16年ぶりの貯金11で首位、大瀬良・九里両投手が好スタート

広島は快進撃、ユニークな苦労人たちが貢献

ヤクルトに勝ってガッツポーズする広島の大瀬良(左)と田中=24日、神宮

 プロ野球セ・リーグは広島が16年ぶりの貯金11で首位に立っている。ドラフト1、2位で入団した大瀬良(九州共立大)と九里(亜大)の両投手は、ともに先発陣の一角を担い2勝ずつを挙げる期待通りのスタート。2人だけでなくユニークな経歴を持つ新戦力も快進撃に貢献している。

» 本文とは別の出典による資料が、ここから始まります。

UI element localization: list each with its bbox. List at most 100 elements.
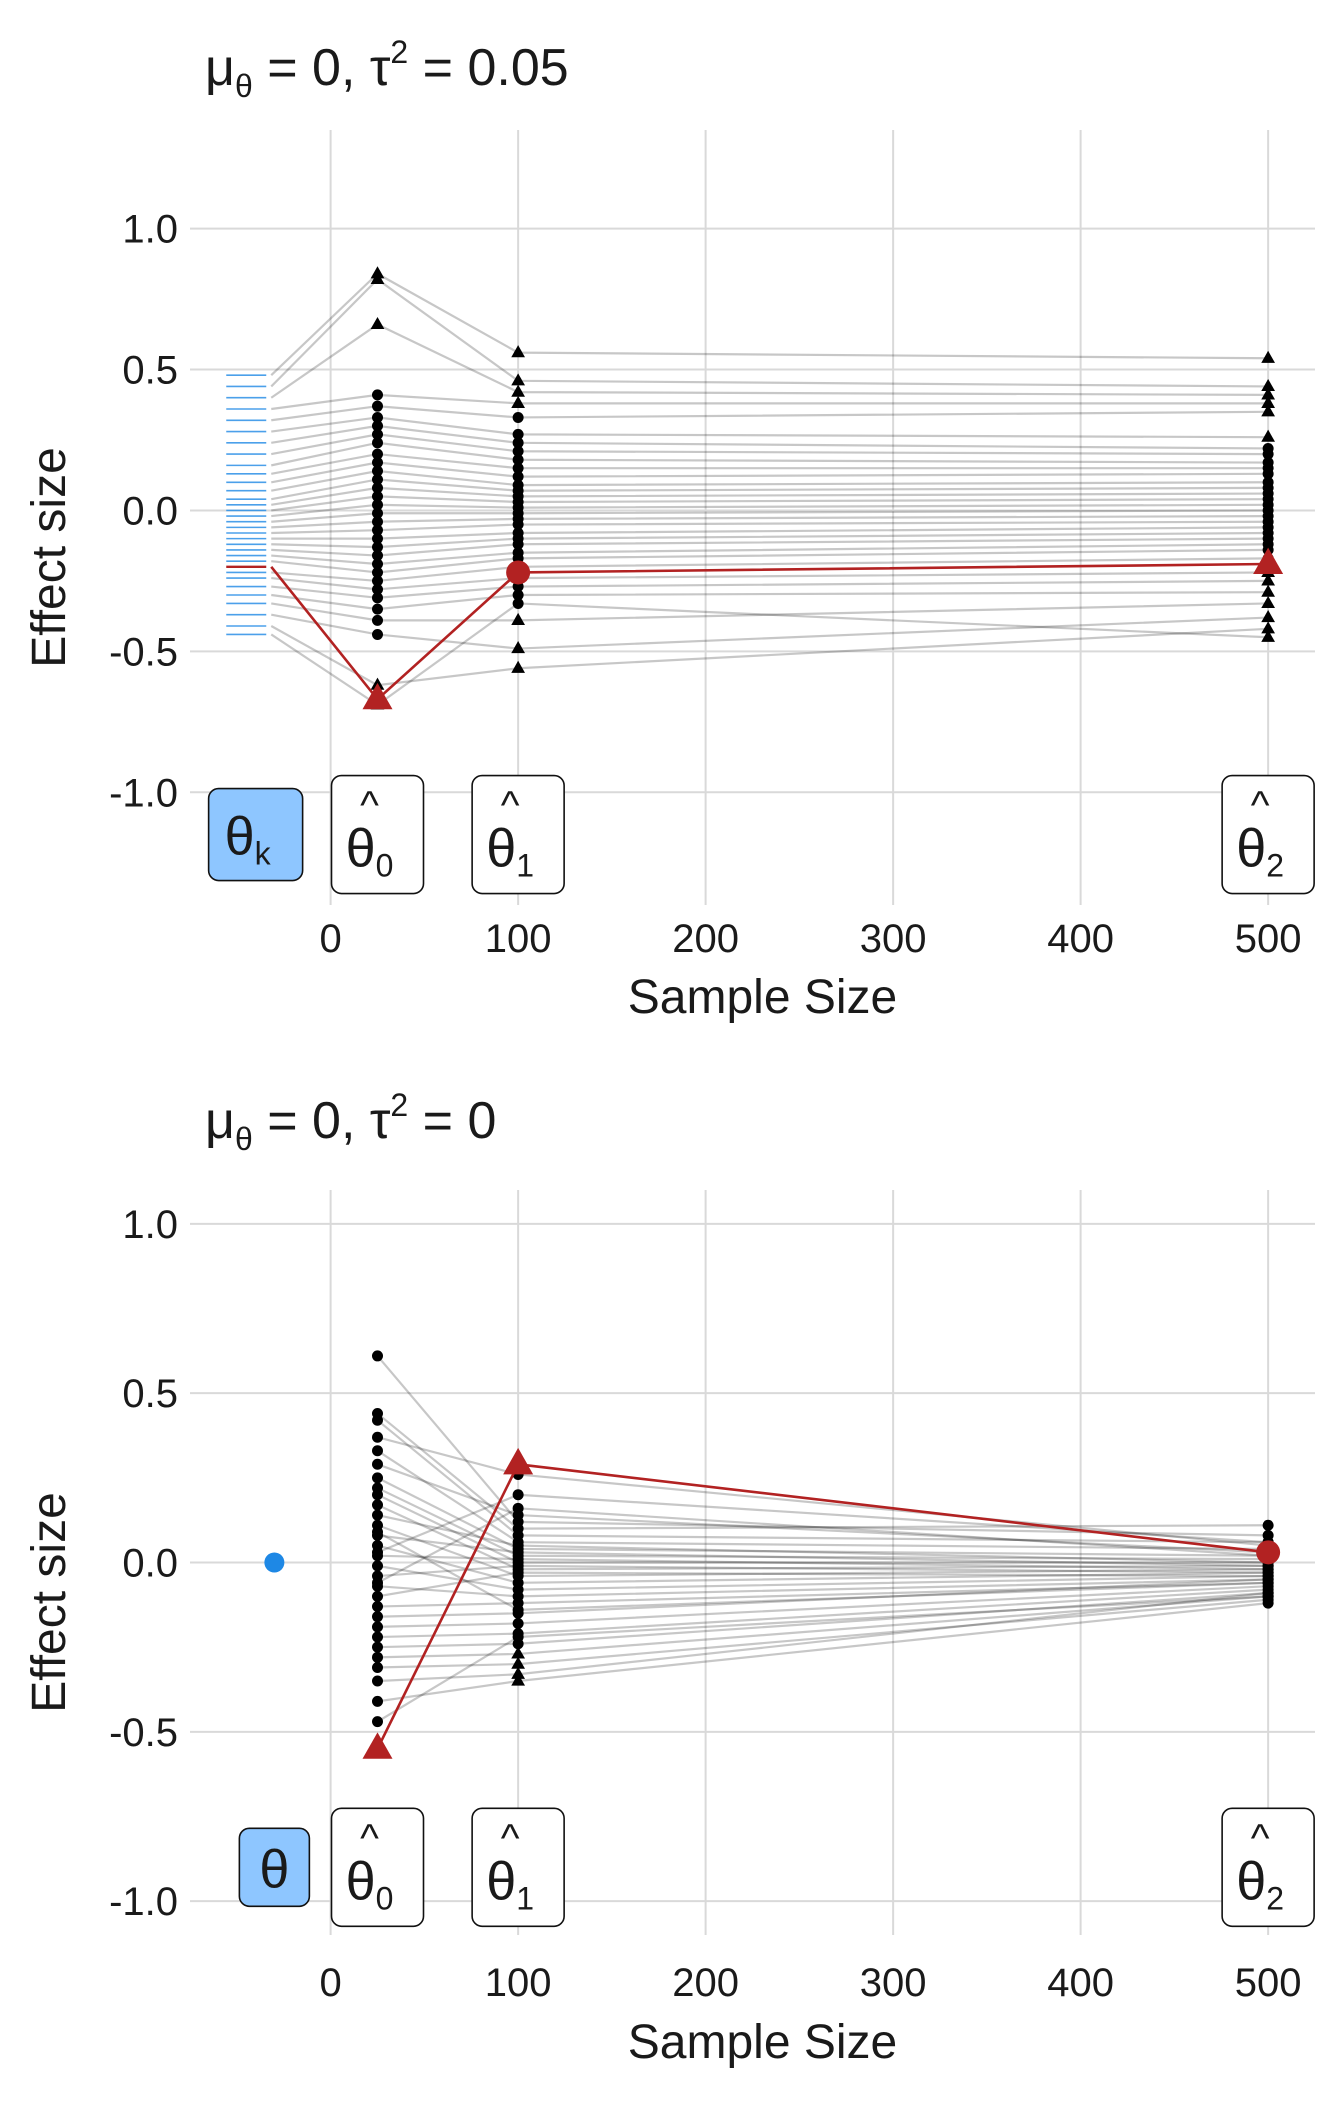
study-point xyxy=(511,660,525,673)
study-line xyxy=(271,424,1269,450)
title-tau-sup: 2 xyxy=(390,34,408,70)
highlight-point xyxy=(362,682,393,710)
study-point xyxy=(512,471,524,483)
study-point xyxy=(512,1502,524,1514)
study-line xyxy=(271,602,1269,622)
study-point xyxy=(1261,621,1275,634)
label-symbol: θ1 xyxy=(486,1851,534,1916)
study-line xyxy=(270,277,1269,388)
study-line xyxy=(271,514,1269,529)
study-point xyxy=(1262,1577,1274,1589)
label-sub: 0 xyxy=(376,1880,394,1916)
x-tick-label: 0 xyxy=(320,1961,342,2005)
study-point xyxy=(370,316,385,330)
study-line xyxy=(271,520,1269,535)
study-point xyxy=(372,420,383,432)
title-mid: = 0, τ xyxy=(253,39,391,97)
study-point xyxy=(1261,378,1275,392)
x-tick-label: 300 xyxy=(860,1961,927,2005)
study-point xyxy=(512,428,524,440)
title-tau-sup: 2 xyxy=(390,1087,408,1123)
study-point xyxy=(372,411,383,423)
study-point xyxy=(1261,610,1275,623)
label-est1: θ1^ xyxy=(471,774,565,895)
study-point xyxy=(372,1458,383,1470)
study-point xyxy=(372,1350,383,1362)
study-point xyxy=(1262,468,1274,480)
title-end: = 0.05 xyxy=(408,39,568,97)
study-point xyxy=(1261,573,1275,586)
study-point xyxy=(511,1646,525,1659)
study-point xyxy=(1262,1590,1274,1602)
study-point xyxy=(372,1499,383,1511)
study-point xyxy=(372,1641,383,1653)
study-line xyxy=(271,478,1269,501)
study-point xyxy=(372,400,383,412)
x-tick-label: 300 xyxy=(860,917,927,961)
study-point xyxy=(372,499,383,511)
study-point xyxy=(372,1675,383,1687)
study-point xyxy=(1262,448,1274,460)
true-effect-point xyxy=(264,1552,285,1573)
label-main: θ xyxy=(225,807,255,867)
study-point xyxy=(512,1631,524,1643)
label-box xyxy=(330,774,425,895)
label-box xyxy=(330,1807,425,1928)
true-effect-rug xyxy=(226,374,267,636)
study-point xyxy=(372,1631,383,1643)
x-axis-title: Sample Size xyxy=(628,971,897,1024)
study-point xyxy=(512,462,524,474)
study-point xyxy=(372,1414,383,1426)
study-point xyxy=(372,1489,383,1501)
study-point xyxy=(1261,387,1275,400)
study-line xyxy=(271,579,1269,599)
study-point xyxy=(511,612,525,625)
study-point xyxy=(372,533,383,545)
study-point xyxy=(512,589,524,601)
label-symbol: θ0 xyxy=(346,1851,394,1916)
title-mid: = 0, τ xyxy=(253,1092,391,1150)
x-tick-label: 200 xyxy=(672,1961,739,2005)
label-est1: θ1^ xyxy=(471,1807,565,1928)
label-main: θ xyxy=(259,1839,289,1899)
study-line xyxy=(271,531,1269,549)
label-symbol: θk xyxy=(225,807,272,872)
study-point xyxy=(372,1509,383,1521)
study-point xyxy=(372,389,383,401)
study-point xyxy=(511,641,525,654)
title-mu-sub: θ xyxy=(235,68,253,104)
y-tick-label: 1.0 xyxy=(122,1203,178,1247)
y-tick-label: -0.5 xyxy=(109,630,178,674)
x-tick-label: 500 xyxy=(1235,917,1302,961)
y-tick-label: -1.0 xyxy=(109,1880,178,1924)
label-est2: θ2^ xyxy=(1221,774,1315,895)
chart-title: μθ = 0, τ2 = 0 xyxy=(205,1087,496,1157)
study-line xyxy=(271,461,1269,484)
label-sub: 0 xyxy=(376,848,394,884)
study-point xyxy=(512,597,524,609)
highlight-point xyxy=(362,1732,393,1759)
study-point xyxy=(372,1695,383,1707)
study-line xyxy=(271,591,1269,611)
study-point xyxy=(372,1651,383,1663)
y-axis-title: Effect size xyxy=(23,1492,76,1713)
study-point xyxy=(512,1617,524,1629)
study-line xyxy=(271,526,1269,540)
title-end: = 0 xyxy=(408,1092,496,1150)
label-hat: ^ xyxy=(501,1816,520,1860)
study-point xyxy=(1261,629,1275,642)
study-point xyxy=(512,519,524,531)
study-line xyxy=(376,1355,1269,1537)
y-axis-title: Effect size xyxy=(23,447,76,668)
label-symbol: θ2 xyxy=(1236,819,1284,884)
x-tick-label: 400 xyxy=(1047,1961,1114,2005)
study-point xyxy=(1261,404,1275,417)
label-main: θ xyxy=(346,1851,376,1911)
study-point xyxy=(372,1577,383,1589)
label-box xyxy=(207,787,304,882)
study-point xyxy=(511,395,525,408)
label-sub: 1 xyxy=(516,1880,534,1916)
study-line xyxy=(271,486,1269,506)
study-point xyxy=(512,538,524,550)
label-hat: ^ xyxy=(1251,784,1270,828)
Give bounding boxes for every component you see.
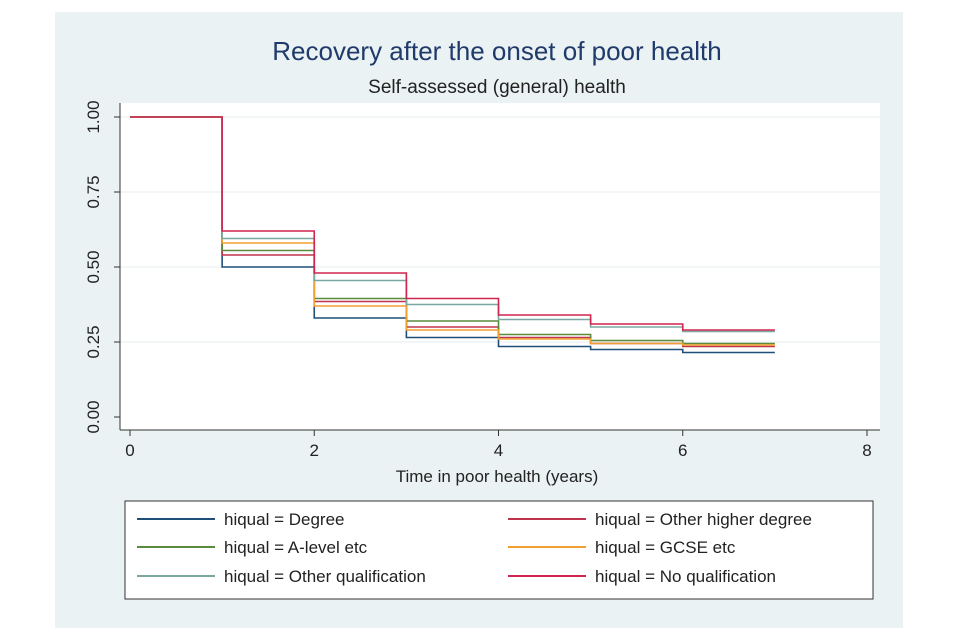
x-tick-label-1: 2 <box>310 441 319 460</box>
axes: 0.00 0.25 0.50 0.75 1.00 0 2 4 6 8 <box>84 100 880 460</box>
legend-label-0: hiqual = Degree <box>224 510 345 529</box>
series-line-2 <box>130 116 775 345</box>
y-tick-label-4: 1.00 <box>84 100 103 133</box>
chart-panel: Recovery after the onset of poor health … <box>55 12 903 628</box>
y-tick-label-2: 0.50 <box>84 250 103 283</box>
legend-label-4: hiqual = Other qualification <box>224 567 426 586</box>
legend: hiqual = Degree hiqual = Other higher deg… <box>137 510 812 586</box>
x-tick-label-3: 6 <box>678 441 687 460</box>
series-line-5 <box>130 116 775 331</box>
x-axis-label: Time in poor health (years) <box>396 467 599 486</box>
series-line-4 <box>130 116 775 333</box>
series-group <box>130 116 775 354</box>
legend-label-1: hiqual = Other higher degree <box>595 510 812 529</box>
y-tick-label-0: 0.00 <box>84 400 103 433</box>
series-line-0 <box>130 116 775 354</box>
x-tick-label-2: 4 <box>494 441 503 460</box>
y-tick-label-1: 0.25 <box>84 325 103 358</box>
y-tick-label-3: 0.75 <box>84 175 103 208</box>
chart: Recovery after the onset of poor health … <box>84 36 880 600</box>
legend-label-3: hiqual = GCSE etc <box>595 538 736 557</box>
chart-subtitle: Self-assessed (general) health <box>368 77 626 98</box>
x-tick-label-4: 8 <box>862 441 871 460</box>
legend-label-5: hiqual = No qualification <box>595 567 776 586</box>
x-tick-label-0: 0 <box>125 441 134 460</box>
legend-box <box>124 500 874 600</box>
chart-title: Recovery after the onset of poor health <box>272 36 722 66</box>
legend-label-2: hiqual = A-level etc <box>224 538 368 557</box>
series-line-3 <box>130 116 775 346</box>
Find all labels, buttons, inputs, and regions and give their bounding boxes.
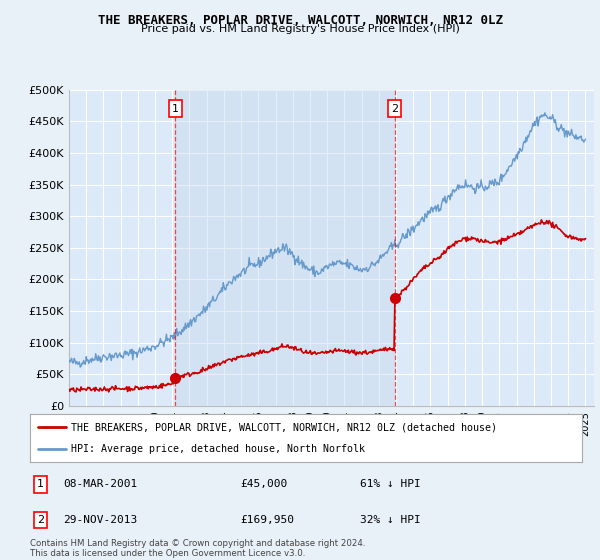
- Text: THE BREAKERS, POPLAR DRIVE, WALCOTT, NORWICH, NR12 0LZ: THE BREAKERS, POPLAR DRIVE, WALCOTT, NOR…: [97, 14, 503, 27]
- Text: 1: 1: [37, 479, 44, 489]
- Text: 1: 1: [172, 104, 179, 114]
- Text: 2: 2: [37, 515, 44, 525]
- Text: 08-MAR-2001: 08-MAR-2001: [63, 479, 137, 489]
- Text: £169,950: £169,950: [240, 515, 294, 525]
- Text: HPI: Average price, detached house, North Norfolk: HPI: Average price, detached house, Nort…: [71, 444, 365, 454]
- Text: 32% ↓ HPI: 32% ↓ HPI: [360, 515, 421, 525]
- Text: THE BREAKERS, POPLAR DRIVE, WALCOTT, NORWICH, NR12 0LZ (detached house): THE BREAKERS, POPLAR DRIVE, WALCOTT, NOR…: [71, 422, 497, 432]
- Text: 29-NOV-2013: 29-NOV-2013: [63, 515, 137, 525]
- Text: 61% ↓ HPI: 61% ↓ HPI: [360, 479, 421, 489]
- Text: Contains HM Land Registry data © Crown copyright and database right 2024.
This d: Contains HM Land Registry data © Crown c…: [30, 539, 365, 558]
- Text: £45,000: £45,000: [240, 479, 287, 489]
- Text: Price paid vs. HM Land Registry's House Price Index (HPI): Price paid vs. HM Land Registry's House …: [140, 24, 460, 34]
- Text: 2: 2: [391, 104, 398, 114]
- Bar: [175, 90, 395, 406]
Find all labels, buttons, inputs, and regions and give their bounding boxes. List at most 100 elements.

 ドラフト3位ルーキーの田中は24日のヤクルト戦で右翼ポール際へ逆転3ランとなる初本塁打を放った。神奈川・東海大相模高、東海大では巨人の菅野と同期。社会人屈指の内野手に成長したJR東日本では、東京駅で駅員を務めたことも。「いい投手なので、やってみたい」と菅野との対戦を心待ちにする。

 ドミニカ共和国出身のロサリオも25日の巨人戦で来日初アーチを放った。米国では大リーグ経験がなく、広島がドミニカで外国人選手の発掘や育成を目的に開校した「カープアカデミー」に参加。今季から4年契約を結んだ。主砲キラの負傷離脱で23日に1軍昇格し、「パワーを生かしたい」。チャンスをつかもうと燃える。

 リリーフの一岡は27日の巨人戦でプロ初勝利。巨人にフリーエージェント(FA)移籍の大竹の人的補償で広島に移った。大分・藤蔭高時代に肘を痛め就職優先で沖データコンピュータ教育学院に進んだはずが、素質を評価されてプロ入り。「両親はもちろん、専門学校の時のアルバイト先の人たちにも感謝したい」。謙虚な23歳だ。